Selon une étude de la Haute école spécialisée de Zurich, les régions propices à la plantation de caféiers pourraient diminuer jusqu'à 50 % dans le monde au cours des 30 prochaines années. La prévision pour les cultures de cacao est similaire, perdant la moitié de leurs récoltes à cause de la sécheresse. Ces fruits sont particulièrement sensibles aux augmentations de température, qui réduisent considérablement les rendements des cultures, ainsi qu’aux sécheresses qui réduisent la production. Même si les agriculteurs du Chiapas ne s'inquiètent pas du manque d'eau, ils sont toujours frappés par l'excès. Avec une saison des pluies de plus en plus intense et changeante sur le calendrier, il est plus difficile de savoir quand planter pour que la pluie ne fasse pas tomber les fleurs avant qu'elles ne soient pollinisées. L’humidité empêche non seulement les fruits de se dessécher, mais attire également des champignons qui libèrent de redoutables ravageurs qui déciment les cultures. De plus, les glissements de terrain isolent les communautés et les laissent à la merci des « coyotes », des intermédiaires usuraires qui profitent de la vulnérabilité de ceux qui ne peuvent pas aller faire du commerce pour acheter le produit à un prix mercenaire.

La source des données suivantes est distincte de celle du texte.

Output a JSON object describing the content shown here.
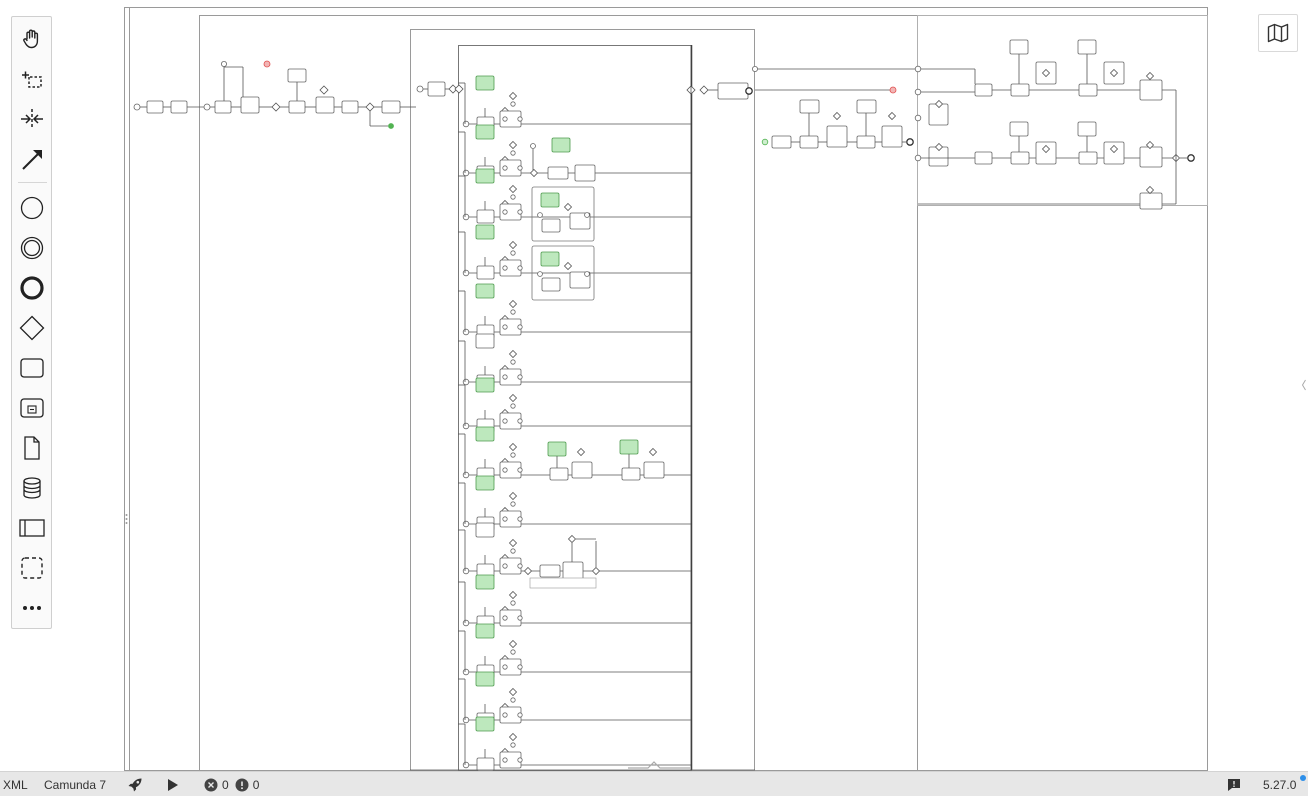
{
  "palette": {
    "tools": [
      {
        "name": "hand-tool",
        "label": "Activate hand tool"
      },
      {
        "name": "lasso-tool",
        "label": "Activate lasso tool"
      },
      {
        "name": "space-tool",
        "label": "Activate create/remove space tool"
      },
      {
        "name": "global-connect-tool",
        "label": "Activate global connect tool"
      },
      {
        "name": "start-event",
        "label": "Create start event"
      },
      {
        "name": "intermediate-event",
        "label": "Create intermediate/boundary event"
      },
      {
        "name": "end-event",
        "label": "Create end event"
      },
      {
        "name": "gateway",
        "label": "Create gateway"
      },
      {
        "name": "task",
        "label": "Create task"
      },
      {
        "name": "subprocess",
        "label": "Create expanded sub-process"
      },
      {
        "name": "data-object",
        "label": "Create data object reference"
      },
      {
        "name": "data-store",
        "label": "Create data store reference"
      },
      {
        "name": "pool",
        "label": "Create pool/participant"
      },
      {
        "name": "group",
        "label": "Create group"
      },
      {
        "name": "more",
        "label": "Create element"
      }
    ]
  },
  "colors": {
    "ui_border": "#cfcfcf",
    "diagram_line": "#444444",
    "green_task_fill": "#bde8bd",
    "green_task_stroke": "#4f9b4f",
    "error_event": "#e05050",
    "start_event_green": "#52b352",
    "statusbar_bg": "#e7e7e7",
    "notification_dot": "#2d8fe9"
  },
  "statusbar": {
    "xml_label": "XML",
    "platform_label": "Camunda 7",
    "deploy_icon": "rocket-icon",
    "run_icon": "play-icon",
    "error_count": "0",
    "warning_count": "0",
    "feedback_icon": "feedback-icon",
    "version": "5.27.0"
  },
  "minimap": {
    "icon": "map-icon"
  }
}
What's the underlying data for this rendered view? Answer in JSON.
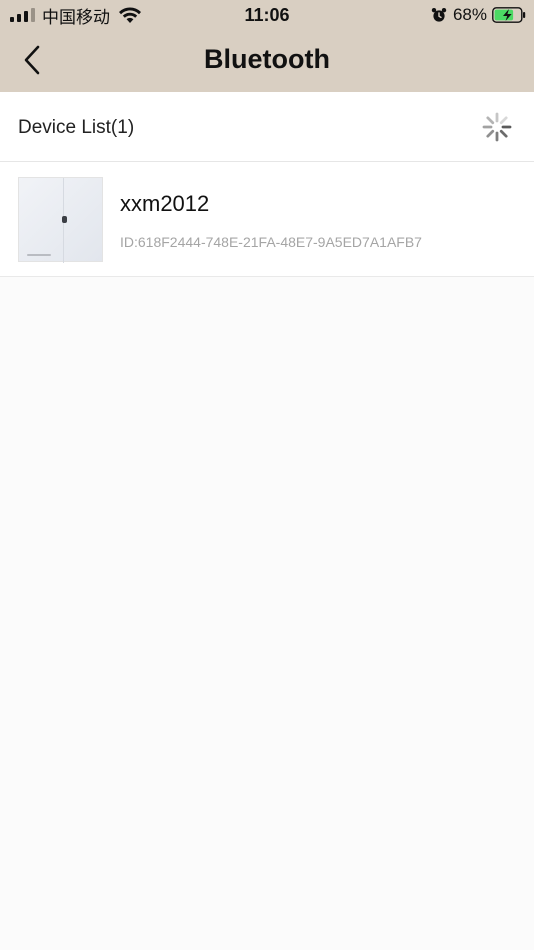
{
  "status_bar": {
    "carrier": "中国移动",
    "time": "11:06",
    "battery_percent": "68%",
    "battery_level": 0.68,
    "icons": [
      "signal-icon",
      "wifi-icon",
      "alarm-icon",
      "battery-charging-icon"
    ]
  },
  "nav": {
    "title": "Bluetooth",
    "back_icon": "chevron-left-icon"
  },
  "list": {
    "title": "Device List(1)",
    "spinner_icon": "loading-spinner-icon",
    "devices": [
      {
        "name": "xxm2012",
        "id": "ID:618F2444-748E-21FA-48E7-9A5ED7A1AFB7"
      }
    ]
  },
  "colors": {
    "header_bg": "#d9cfc2",
    "page_bg": "#fbfbfb",
    "battery_fill": "#4cd964",
    "secondary_text": "#a5a5a5"
  }
}
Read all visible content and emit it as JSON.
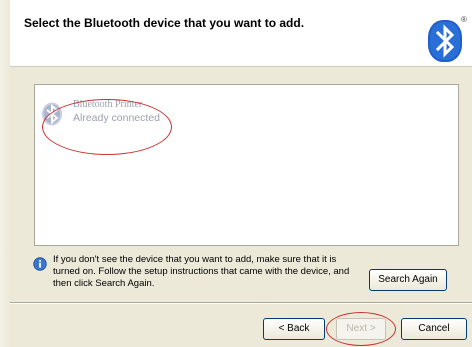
{
  "header": {
    "title": "Select the Bluetooth device that you want to add.",
    "logo_icon": "bluetooth-logo-icon",
    "registered_mark": "®"
  },
  "device_list": {
    "items": [
      {
        "name": "Bluetooth Printer",
        "status": "Already connected",
        "icon": "bluetooth-device-icon",
        "enabled": false
      }
    ]
  },
  "info": {
    "icon": "info-icon",
    "text": "If you don't see the device that you want to add, make sure that it is turned on. Follow the setup instructions that came with the device, and then click Search Again."
  },
  "buttons": {
    "search_again": "Search Again",
    "back": "< Back",
    "next": "Next >",
    "cancel": "Cancel"
  },
  "colors": {
    "dialog_bg": "#ece9d8",
    "annotation_red": "#c93030",
    "disabled_text": "#9ca0ad"
  }
}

Pour atténuer le flux de personnes déplacées par le climat qui abandonnent leurs cultures et atténuer le coup porté à l'économie des agriculteurs, l'Organisation internationale pour les migrations des Nations Unies a développé un programme d'écoles de terrain pour conseiller les producteurs face à des perspectives incertaines. Adriana Rodríguez, biologiste et coordinatrice du projet d'adaptation climatique pour l'agriculture, reconnaît que le changement climatique est un autre facteur déroutant et abstrait parmi les problèmes auxquels les communautés sont confrontées. Les villes du sud sont traversées par des réalités plus tangibles comme la pauvreté, la perte générationnelle des travailleurs de terrain, l'insécurité dans une zone disputée par les groupes armés et les catastrophes naturelles. « Il y a trois semaines, nous avons eu une pluie très intense. Il y avait beaucoup de boue et les communautés ont été isolées. Les zones les plus élevées, où pousse le café, sont plus à risque car ce sont des terrains très escarpés et dégradés à cause de la déforestation pour les cultures. Il n'y a pas de racines pour retenir le sol et elles sont emportées par les eaux », explique-t-il. De plus, compte tenu de l'augmentation de la température, les producteurs doivent rechercher le froid dans les zones les plus élevées pour planter, ce qui augmente le prix que demande l'ouvrier pour descendre les caisses dans la montagne. « Avec tous les risques climatiques auxquels ils sont confrontés, cela ne fonctionne plus pour eux », déplore Rodríguez.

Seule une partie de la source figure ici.